Draf tersebut memuat sejumlah usulan perubahan mendasar, di antaranya penguatan kepastian kerja, pengaturan sistem alih daya (outsourcing), perlindungan bagi pekerja digital, hingga peningkatan jaminan kesejahteraan pekerja.
Usulan itu disusun oleh koalisi yang terdiri atas 18 konfederasi dan 157 federasi serikat pekerja tingkat nasional.
Wakil Ketua DPR RI Cucun Ahmad Syamsurijal mengatakan DPR akan terus membuka ruang bagi seluruh organisasi buruh dan serikat pekerja untuk menyampaikan aspirasi selama proses penyusunan RUU Ketenagakerjaan berlangsung.

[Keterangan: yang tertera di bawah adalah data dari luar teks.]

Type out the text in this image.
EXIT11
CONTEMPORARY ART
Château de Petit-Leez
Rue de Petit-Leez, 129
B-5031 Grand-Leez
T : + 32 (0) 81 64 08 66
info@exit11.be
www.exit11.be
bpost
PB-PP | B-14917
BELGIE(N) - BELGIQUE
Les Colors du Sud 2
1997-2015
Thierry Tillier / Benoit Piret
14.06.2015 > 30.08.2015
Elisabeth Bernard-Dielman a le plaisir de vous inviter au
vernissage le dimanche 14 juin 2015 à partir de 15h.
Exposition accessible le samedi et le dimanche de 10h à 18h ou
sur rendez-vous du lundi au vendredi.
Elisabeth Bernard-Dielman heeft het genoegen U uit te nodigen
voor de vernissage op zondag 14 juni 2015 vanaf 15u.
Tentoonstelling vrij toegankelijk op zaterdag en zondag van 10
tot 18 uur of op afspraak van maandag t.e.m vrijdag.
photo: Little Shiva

"Kita menerima dari 18 konfederasi, para presiden konfederasi buruh pekerja yang ada. Walaupun nanti masih ada yang belum bertemu dengan seluruh tim panja penyusun Rancangan Undang-Undang Ketenagakerjaan, kita akan terus menerima, mengakses, dan mengakomodir masukan-masukan dalam rangka penyusunan draf naskah akademik untuk Undang-Undang Ketenagakerjaan ini," kata Cucun.
Sementara itu, perwakilan Koalisi Besar Perjuangan Buruh Indonesia menyatakan pihaknya telah menyiapkan draf usulan untuk dibahas bersama DPR.

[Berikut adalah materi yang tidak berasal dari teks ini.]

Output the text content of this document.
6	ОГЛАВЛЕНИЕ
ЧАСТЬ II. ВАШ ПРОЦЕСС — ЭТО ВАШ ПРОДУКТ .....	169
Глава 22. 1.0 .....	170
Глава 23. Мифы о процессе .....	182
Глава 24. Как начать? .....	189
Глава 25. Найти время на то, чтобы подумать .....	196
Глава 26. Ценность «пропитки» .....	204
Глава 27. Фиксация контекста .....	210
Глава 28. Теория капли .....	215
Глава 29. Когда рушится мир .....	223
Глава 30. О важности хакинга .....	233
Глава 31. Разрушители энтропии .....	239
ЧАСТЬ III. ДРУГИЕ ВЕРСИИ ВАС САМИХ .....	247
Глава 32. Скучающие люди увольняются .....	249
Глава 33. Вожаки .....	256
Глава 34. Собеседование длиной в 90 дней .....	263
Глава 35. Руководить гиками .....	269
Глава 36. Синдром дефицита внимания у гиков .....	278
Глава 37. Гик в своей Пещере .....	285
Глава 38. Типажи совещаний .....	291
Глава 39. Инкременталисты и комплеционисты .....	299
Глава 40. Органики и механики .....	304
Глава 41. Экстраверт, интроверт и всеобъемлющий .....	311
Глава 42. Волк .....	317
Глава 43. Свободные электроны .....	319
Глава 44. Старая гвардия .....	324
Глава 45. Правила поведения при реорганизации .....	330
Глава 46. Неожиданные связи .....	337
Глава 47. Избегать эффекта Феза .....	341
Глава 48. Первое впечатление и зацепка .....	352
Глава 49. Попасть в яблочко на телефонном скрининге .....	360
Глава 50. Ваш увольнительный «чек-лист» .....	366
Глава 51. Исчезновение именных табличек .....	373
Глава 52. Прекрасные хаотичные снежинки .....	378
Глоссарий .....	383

"Kami menyiapkan draf ketenagakerjaan selama satu minggu penuh untuk bisa berdiskusi dengan DPR. Kami juga mengingatkan kepada DPR karena situasi ini sangat rawan," ujar Andi Gani Nena Wea.
DPR menyatakan seluruh masukan dari berbagai elemen pekerja akan menjadi bahan pertimbangan dalam penyusunan naskah akademik dan pembahasan RUU Ketenagakerjaan selanjutnya.